- Arms of Keith, Earl Marischal: Argent, on a chief gules, three palets or.
- Noble family: Clan Keith
- Spouses: Isabella de Synton Christian Menteith
- Father: William de Keith
- Mother: Barbara de Seaton

= Edward Keith =

Scottish noble (d. c1351)

Sir Edward Keith (d. 1351) was a Scottish nobleman and hereditary 11th Marischal of Scotland.

==Biography==
Sir Edward Keith was the son of William de Keith (d. c. 1293), 8th Marischal of Scotland, and Barbara de Seaton, daughter of Adam de Seaton. In 1328 he received a charter to the lands of Kelly from King Robert the Bruce, witnessed by his brother Robert II Keith, Marischal of Scotland. Neither he nor his brother Robert were at the Battle of Halidon Hill but his son William, fighting under Sir Archibald Douglas was taken prisoner there. He inherited the hereditary Sheriffdom of Selkirk through his first wife, Isabella de Synton. Sir Edward Keith died before 1351 and succeeded by his son William.

==Family==
Sir Edward Keith married first, before July 1305, Isabella de Synton, daughter of Alexander de Synton.

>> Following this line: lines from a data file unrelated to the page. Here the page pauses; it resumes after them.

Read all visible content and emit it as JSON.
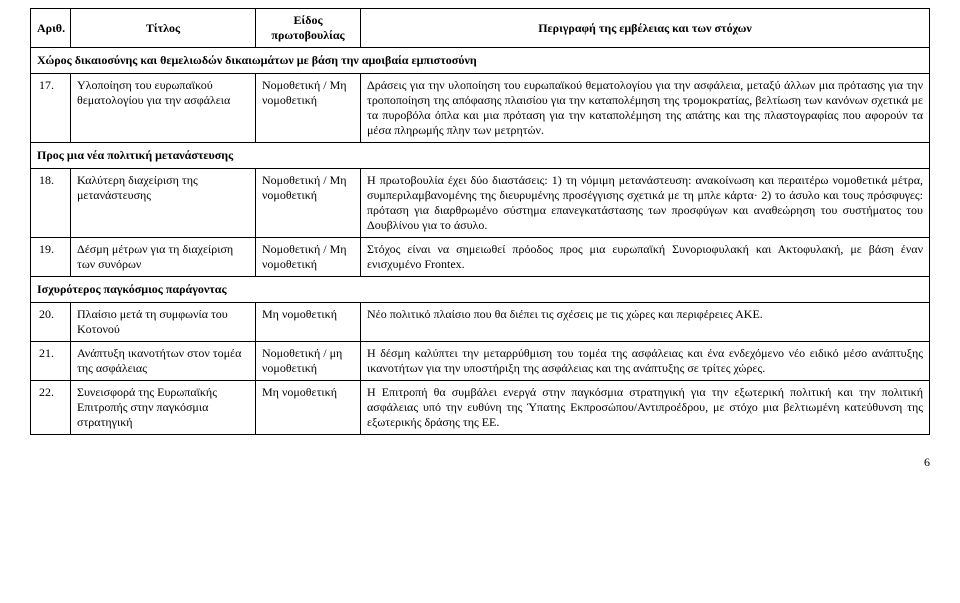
{
  "header": {
    "col1": "Αριθ.",
    "col2": "Τίτλος",
    "col3": "Είδος πρωτοβουλίας",
    "col4": "Περιγραφή της εμβέλειας και των στόχων"
  },
  "sections": {
    "s1": "Χώρος δικαιοσύνης και θεμελιωδών δικαιωμάτων με βάση την αμοιβαία εμπιστοσύνη",
    "s2": "Προς μια νέα πολιτική μετανάστευσης",
    "s3": "Ισχυρότερος παγκόσμιος παράγοντας"
  },
  "rows": {
    "r17": {
      "num": "17.",
      "title": "Υλοποίηση του ευρωπαϊκού θεματολογίου για την ασφάλεια",
      "type": "Νομοθετική / Μη νομοθετική",
      "desc": "Δράσεις για την υλοποίηση του ευρωπαϊκού θεματολογίου για την ασφάλεια, μεταξύ άλλων μια πρότασης για την τροποποίηση της απόφασης πλαισίου για την καταπολέμηση της τρομοκρατίας, βελτίωση των κανόνων σχετικά με τα πυροβόλα όπλα και μια πρόταση για την καταπολέμηση της απάτης και της πλαστογραφίας που αφορούν τα μέσα πληρωμής πλην των μετρητών."
    },
    "r18": {
      "num": "18.",
      "title": "Καλύτερη διαχείριση της μετανάστευσης",
      "type": "Νομοθετική / Μη νομοθετική",
      "desc": "Η πρωτοβουλία έχει δύο διαστάσεις: 1) τη νόμιμη μετανάστευση: ανακοίνωση και περαιτέρω νομοθετικά μέτρα, συμπεριλαμβανομένης της διευρυμένης προσέγγισης σχετικά με τη μπλε κάρτα· 2) το άσυλο και τους πρόσφυγες: πρόταση για διαρθρωμένο σύστημα επανεγκατάστασης των προσφύγων και αναθεώρηση του συστήματος του Δουβλίνου για το άσυλο."
    },
    "r19": {
      "num": "19.",
      "title": "Δέσμη μέτρων για τη διαχείριση των συνόρων",
      "type": "Νομοθετική / Μη νομοθετική",
      "desc": "Στόχος είναι να σημειωθεί πρόοδος προς μια ευρωπαϊκή Συνοριοφυλακή και Ακτοφυλακή, με βάση έναν ενισχυμένο Frontex."
    },
    "r20": {
      "num": "20.",
      "title": "Πλαίσιο μετά τη συμφωνία του Κοτονού",
      "type": "Μη νομοθετική",
      "desc": "Νέο πολιτικό πλαίσιο που θα διέπει τις σχέσεις με τις χώρες και περιφέρειες ΑΚΕ."
    },
    "r21": {
      "num": "21.",
      "title": "Ανάπτυξη ικανοτήτων στον τομέα της ασφάλειας",
      "type": "Νομοθετική / μη νομοθετική",
      "desc": "Η δέσμη καλύπτει την μεταρρύθμιση του τομέα της ασφάλειας και ένα ενδεχόμενο νέο ειδικό μέσο ανάπτυξης ικανοτήτων για την υποστήριξη της ασφάλειας και της ανάπτυξης σε τρίτες χώρες."
    },
    "r22": {
      "num": "22.",
      "title": "Συνεισφορά της Ευρωπαϊκής Επιτροπής στην παγκόσμια στρατηγική",
      "type": "Μη νομοθετική",
      "desc": "Η Επιτροπή θα συμβάλει ενεργά στην παγκόσμια στρατηγική για την εξωτερική πολιτική και την πολιτική ασφάλειας υπό την ευθύνη της Ύπατης Εκπροσώπου/Αντιπροέδρου, με στόχο μια βελτιωμένη κατεύθυνση της εξωτερικής δράσης της ΕΕ."
    }
  },
  "page_number": "6"
}
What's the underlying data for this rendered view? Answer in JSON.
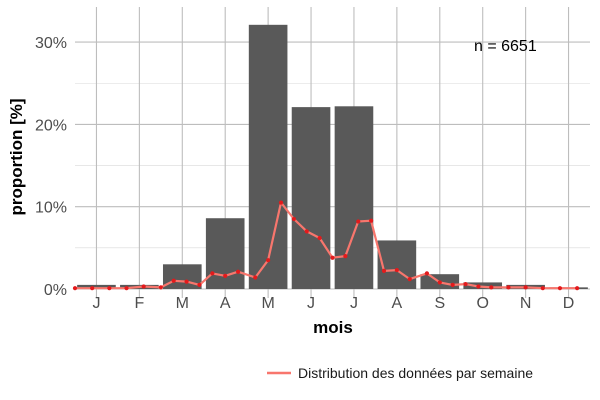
{
  "chart_data": {
    "type": "bar",
    "xlabel": "mois",
    "ylabel": "proportion [%]",
    "categories": [
      "J",
      "F",
      "M",
      "A",
      "M",
      "J",
      "J",
      "A",
      "S",
      "O",
      "N",
      "D"
    ],
    "values": [
      0.5,
      0.5,
      3.0,
      8.6,
      32.1,
      22.1,
      22.2,
      5.9,
      1.8,
      0.8,
      0.5,
      0.2
    ],
    "ylim": [
      0,
      34
    ],
    "yticks": [
      0,
      10,
      20,
      30
    ],
    "ytick_labels": [
      "0%",
      "10%",
      "20%",
      "30%"
    ],
    "bar_color": "#595959",
    "grid": true,
    "annotation": "n = 6651",
    "series": [
      {
        "name": "Distribution des données par semaine",
        "type": "line",
        "color": "#f8766d",
        "point_color": "#e31a1c",
        "x": [
          0.5,
          0.9,
          1.3,
          1.7,
          2.1,
          2.5,
          2.8,
          3.1,
          3.4,
          3.7,
          4.0,
          4.3,
          4.7,
          5.0,
          5.3,
          5.6,
          5.9,
          6.2,
          6.5,
          6.8,
          7.1,
          7.4,
          7.7,
          8.0,
          8.3,
          8.7,
          9.0,
          9.3,
          9.6,
          9.9,
          10.2,
          10.6,
          11.0,
          11.4,
          11.8,
          12.2
        ],
        "values": [
          0.1,
          0.1,
          0.1,
          0.1,
          0.3,
          0.2,
          1.0,
          0.9,
          0.5,
          1.9,
          1.6,
          2.1,
          1.4,
          3.5,
          10.5,
          8.5,
          7.0,
          6.2,
          3.8,
          4.0,
          8.2,
          8.3,
          2.2,
          2.3,
          1.2,
          1.9,
          0.8,
          0.5,
          0.6,
          0.3,
          0.2,
          0.2,
          0.2,
          0.1,
          0.1,
          0.1
        ]
      }
    ],
    "legend_position": "bottom-right"
  }
}
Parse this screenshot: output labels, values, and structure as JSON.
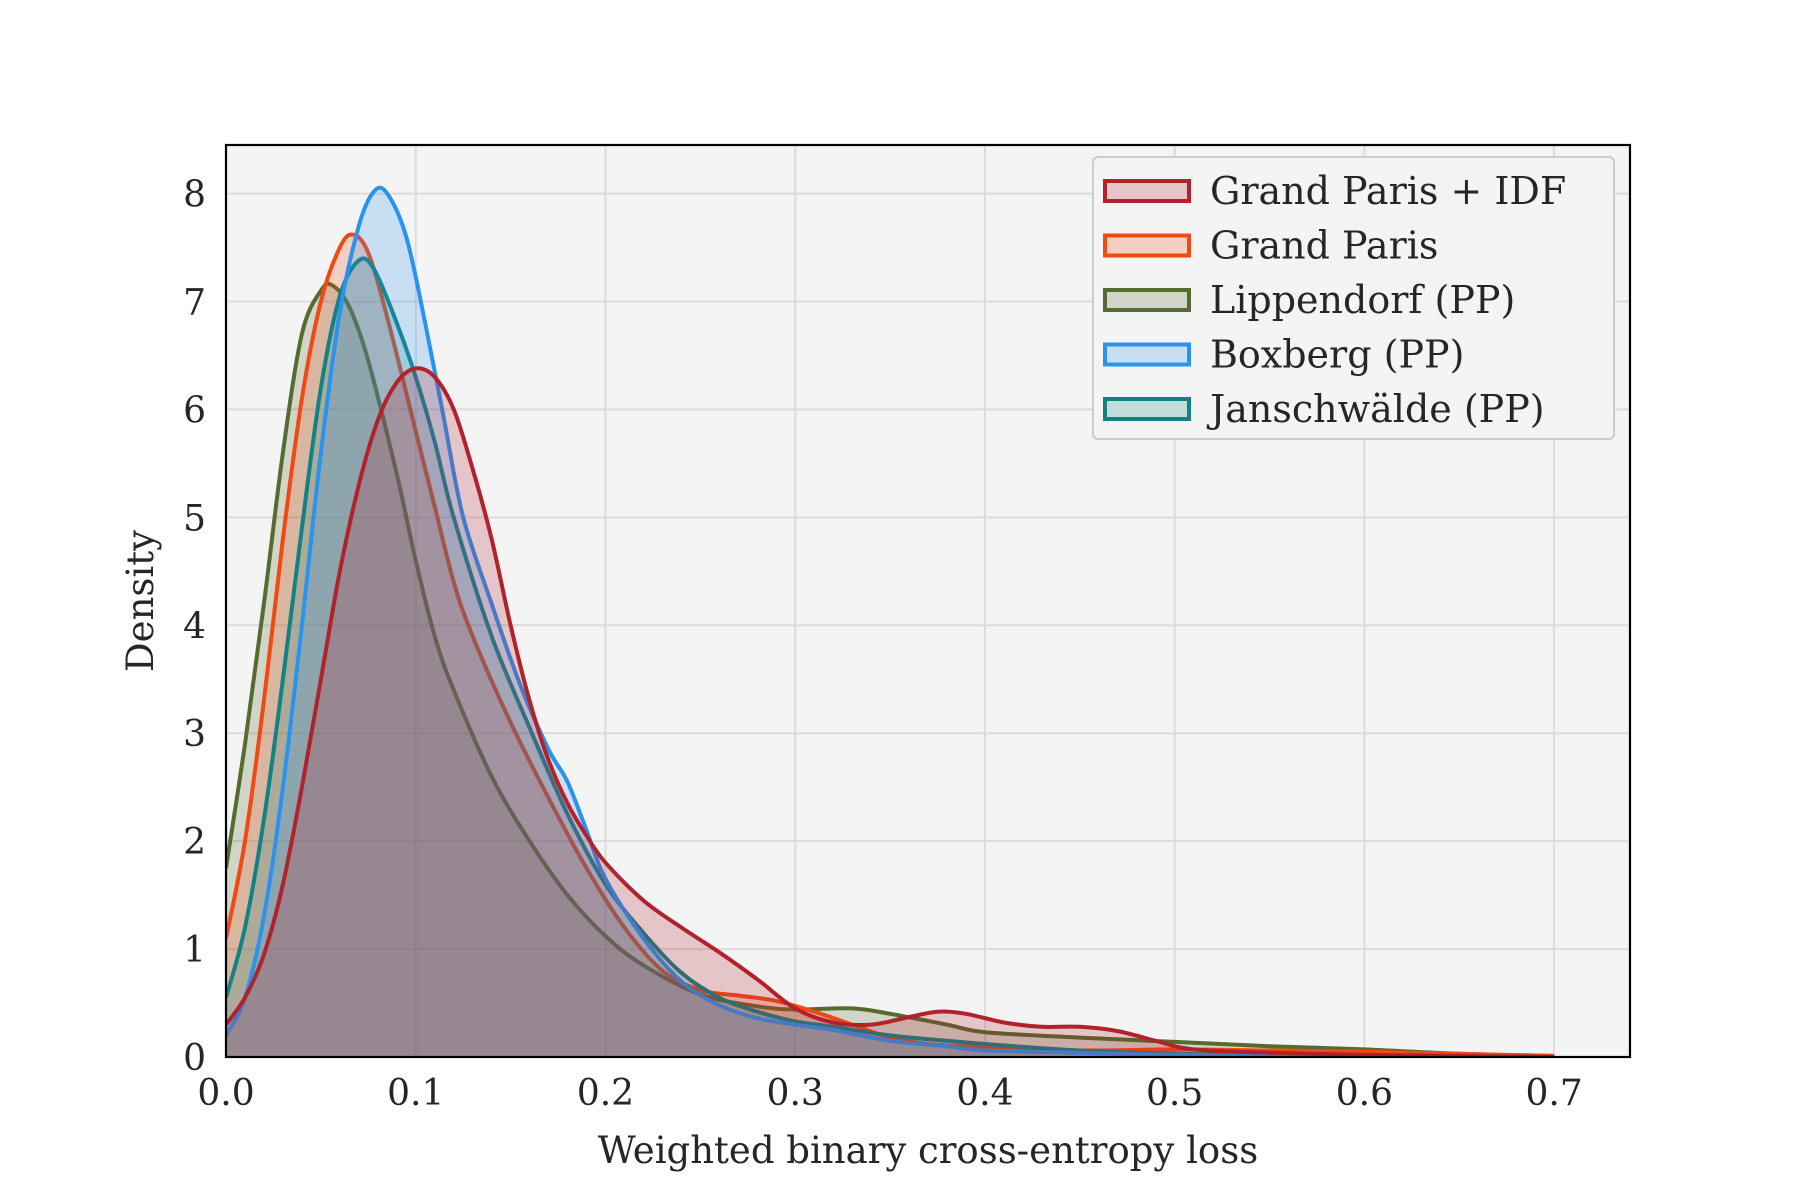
{
  "chart_data": {
    "type": "area",
    "title": "",
    "xlabel": "Weighted binary cross-entropy loss",
    "ylabel": "Density",
    "xlim": [
      0.0,
      0.74
    ],
    "ylim": [
      0,
      8.45
    ],
    "xticks": [
      0.0,
      0.1,
      0.2,
      0.3,
      0.4,
      0.5,
      0.6,
      0.7
    ],
    "xtick_labels": [
      "0.0",
      "0.1",
      "0.2",
      "0.3",
      "0.4",
      "0.5",
      "0.6",
      "0.7"
    ],
    "yticks": [
      0,
      1,
      2,
      3,
      4,
      5,
      6,
      7,
      8
    ],
    "ytick_labels": [
      "0",
      "1",
      "2",
      "3",
      "4",
      "5",
      "6",
      "7",
      "8"
    ],
    "grid": true,
    "legend_position": "top-right",
    "background": "#f4f4f4",
    "series": [
      {
        "name": "Lippendorf (PP)",
        "color": "#556b2f",
        "points": [
          [
            0.0,
            1.75
          ],
          [
            0.01,
            2.9
          ],
          [
            0.02,
            4.2
          ],
          [
            0.03,
            5.6
          ],
          [
            0.04,
            6.7
          ],
          [
            0.05,
            7.1
          ],
          [
            0.056,
            7.15
          ],
          [
            0.065,
            6.95
          ],
          [
            0.075,
            6.45
          ],
          [
            0.09,
            5.4
          ],
          [
            0.1,
            4.6
          ],
          [
            0.11,
            3.9
          ],
          [
            0.12,
            3.4
          ],
          [
            0.14,
            2.6
          ],
          [
            0.16,
            2.0
          ],
          [
            0.18,
            1.5
          ],
          [
            0.2,
            1.12
          ],
          [
            0.22,
            0.85
          ],
          [
            0.25,
            0.58
          ],
          [
            0.28,
            0.47
          ],
          [
            0.3,
            0.44
          ],
          [
            0.33,
            0.45
          ],
          [
            0.35,
            0.4
          ],
          [
            0.38,
            0.3
          ],
          [
            0.4,
            0.23
          ],
          [
            0.45,
            0.18
          ],
          [
            0.5,
            0.14
          ],
          [
            0.55,
            0.1
          ],
          [
            0.6,
            0.07
          ],
          [
            0.65,
            0.03
          ],
          [
            0.7,
            0.01
          ]
        ]
      },
      {
        "name": "Grand Paris",
        "color": "#f04a12",
        "points": [
          [
            0.0,
            1.1
          ],
          [
            0.01,
            2.0
          ],
          [
            0.02,
            3.3
          ],
          [
            0.03,
            4.8
          ],
          [
            0.04,
            6.1
          ],
          [
            0.05,
            7.0
          ],
          [
            0.06,
            7.5
          ],
          [
            0.067,
            7.62
          ],
          [
            0.075,
            7.45
          ],
          [
            0.085,
            6.85
          ],
          [
            0.1,
            5.8
          ],
          [
            0.11,
            5.1
          ],
          [
            0.12,
            4.4
          ],
          [
            0.13,
            3.9
          ],
          [
            0.15,
            3.1
          ],
          [
            0.17,
            2.4
          ],
          [
            0.19,
            1.75
          ],
          [
            0.21,
            1.2
          ],
          [
            0.23,
            0.8
          ],
          [
            0.25,
            0.62
          ],
          [
            0.27,
            0.57
          ],
          [
            0.29,
            0.52
          ],
          [
            0.31,
            0.42
          ],
          [
            0.33,
            0.3
          ],
          [
            0.35,
            0.18
          ],
          [
            0.37,
            0.12
          ],
          [
            0.4,
            0.09
          ],
          [
            0.45,
            0.06
          ],
          [
            0.5,
            0.07
          ],
          [
            0.55,
            0.06
          ],
          [
            0.6,
            0.05
          ],
          [
            0.65,
            0.03
          ],
          [
            0.7,
            0.01
          ]
        ]
      },
      {
        "name": "Janschwälde (PP)",
        "color": "#138285",
        "points": [
          [
            0.0,
            0.55
          ],
          [
            0.01,
            1.2
          ],
          [
            0.02,
            2.2
          ],
          [
            0.03,
            3.5
          ],
          [
            0.04,
            4.9
          ],
          [
            0.05,
            6.2
          ],
          [
            0.06,
            7.05
          ],
          [
            0.07,
            7.38
          ],
          [
            0.078,
            7.3
          ],
          [
            0.09,
            6.8
          ],
          [
            0.1,
            6.3
          ],
          [
            0.11,
            5.7
          ],
          [
            0.12,
            5.0
          ],
          [
            0.14,
            3.9
          ],
          [
            0.16,
            3.05
          ],
          [
            0.18,
            2.25
          ],
          [
            0.2,
            1.6
          ],
          [
            0.22,
            1.15
          ],
          [
            0.24,
            0.78
          ],
          [
            0.26,
            0.55
          ],
          [
            0.28,
            0.42
          ],
          [
            0.3,
            0.33
          ],
          [
            0.32,
            0.28
          ],
          [
            0.35,
            0.2
          ],
          [
            0.38,
            0.15
          ],
          [
            0.4,
            0.12
          ],
          [
            0.45,
            0.06
          ],
          [
            0.5,
            0.03
          ],
          [
            0.55,
            0.02
          ],
          [
            0.6,
            0.01
          ],
          [
            0.7,
            0.0
          ]
        ]
      },
      {
        "name": "Boxberg (PP)",
        "color": "#2a93f0",
        "points": [
          [
            0.0,
            0.2
          ],
          [
            0.01,
            0.55
          ],
          [
            0.02,
            1.3
          ],
          [
            0.03,
            2.5
          ],
          [
            0.04,
            4.0
          ],
          [
            0.05,
            5.6
          ],
          [
            0.06,
            6.9
          ],
          [
            0.07,
            7.7
          ],
          [
            0.078,
            8.02
          ],
          [
            0.085,
            8.0
          ],
          [
            0.095,
            7.6
          ],
          [
            0.105,
            6.8
          ],
          [
            0.115,
            5.9
          ],
          [
            0.125,
            5.0
          ],
          [
            0.14,
            4.2
          ],
          [
            0.155,
            3.45
          ],
          [
            0.17,
            2.85
          ],
          [
            0.18,
            2.55
          ],
          [
            0.19,
            2.1
          ],
          [
            0.2,
            1.65
          ],
          [
            0.22,
            1.1
          ],
          [
            0.24,
            0.7
          ],
          [
            0.26,
            0.48
          ],
          [
            0.28,
            0.36
          ],
          [
            0.3,
            0.3
          ],
          [
            0.32,
            0.25
          ],
          [
            0.35,
            0.15
          ],
          [
            0.38,
            0.1
          ],
          [
            0.4,
            0.06
          ],
          [
            0.45,
            0.04
          ],
          [
            0.5,
            0.02
          ],
          [
            0.6,
            0.0
          ],
          [
            0.7,
            0.0
          ]
        ]
      },
      {
        "name": "Grand Paris + IDF",
        "color": "#b2222c",
        "points": [
          [
            0.0,
            0.3
          ],
          [
            0.01,
            0.55
          ],
          [
            0.02,
            0.95
          ],
          [
            0.03,
            1.6
          ],
          [
            0.04,
            2.5
          ],
          [
            0.05,
            3.5
          ],
          [
            0.06,
            4.5
          ],
          [
            0.07,
            5.3
          ],
          [
            0.08,
            5.9
          ],
          [
            0.09,
            6.25
          ],
          [
            0.1,
            6.38
          ],
          [
            0.11,
            6.3
          ],
          [
            0.12,
            6.0
          ],
          [
            0.13,
            5.45
          ],
          [
            0.14,
            4.8
          ],
          [
            0.15,
            4.0
          ],
          [
            0.16,
            3.3
          ],
          [
            0.17,
            2.75
          ],
          [
            0.18,
            2.35
          ],
          [
            0.19,
            2.05
          ],
          [
            0.2,
            1.8
          ],
          [
            0.22,
            1.45
          ],
          [
            0.24,
            1.2
          ],
          [
            0.26,
            0.97
          ],
          [
            0.28,
            0.72
          ],
          [
            0.3,
            0.45
          ],
          [
            0.32,
            0.32
          ],
          [
            0.34,
            0.3
          ],
          [
            0.36,
            0.37
          ],
          [
            0.375,
            0.42
          ],
          [
            0.39,
            0.4
          ],
          [
            0.41,
            0.32
          ],
          [
            0.43,
            0.28
          ],
          [
            0.45,
            0.28
          ],
          [
            0.47,
            0.24
          ],
          [
            0.49,
            0.15
          ],
          [
            0.51,
            0.07
          ],
          [
            0.55,
            0.04
          ],
          [
            0.6,
            0.02
          ],
          [
            0.65,
            0.01
          ],
          [
            0.7,
            0.0
          ]
        ]
      }
    ],
    "legend_entries": [
      "Grand Paris + IDF",
      "Grand Paris",
      "Lippendorf (PP)",
      "Boxberg (PP)",
      "Janschwälde (PP)"
    ]
  }
}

Together they had:
- Sir William Keith, Marischal of Scotland, succeeded his father as 12th Marischal of Scotland.
- John Keith, who married (with a dispensation dated 12 March 1368/9) Mariota de Cheyne, daughter of Reginald de Cheyne.
- Catherine Keith, who married Alexander Barclay and were the ancestors of the Barclays of Ury.

He married secondly, Christian Menteith, daughter of Sir John de Menteith, Lord of Arran and his wife Ellen of Mar. They had one daughter:
- Janet Keith, who married first, Sir David Barclay of Brechin. She married secondly, before 13 April 1370, Sir Thomas Erskine of Erskine.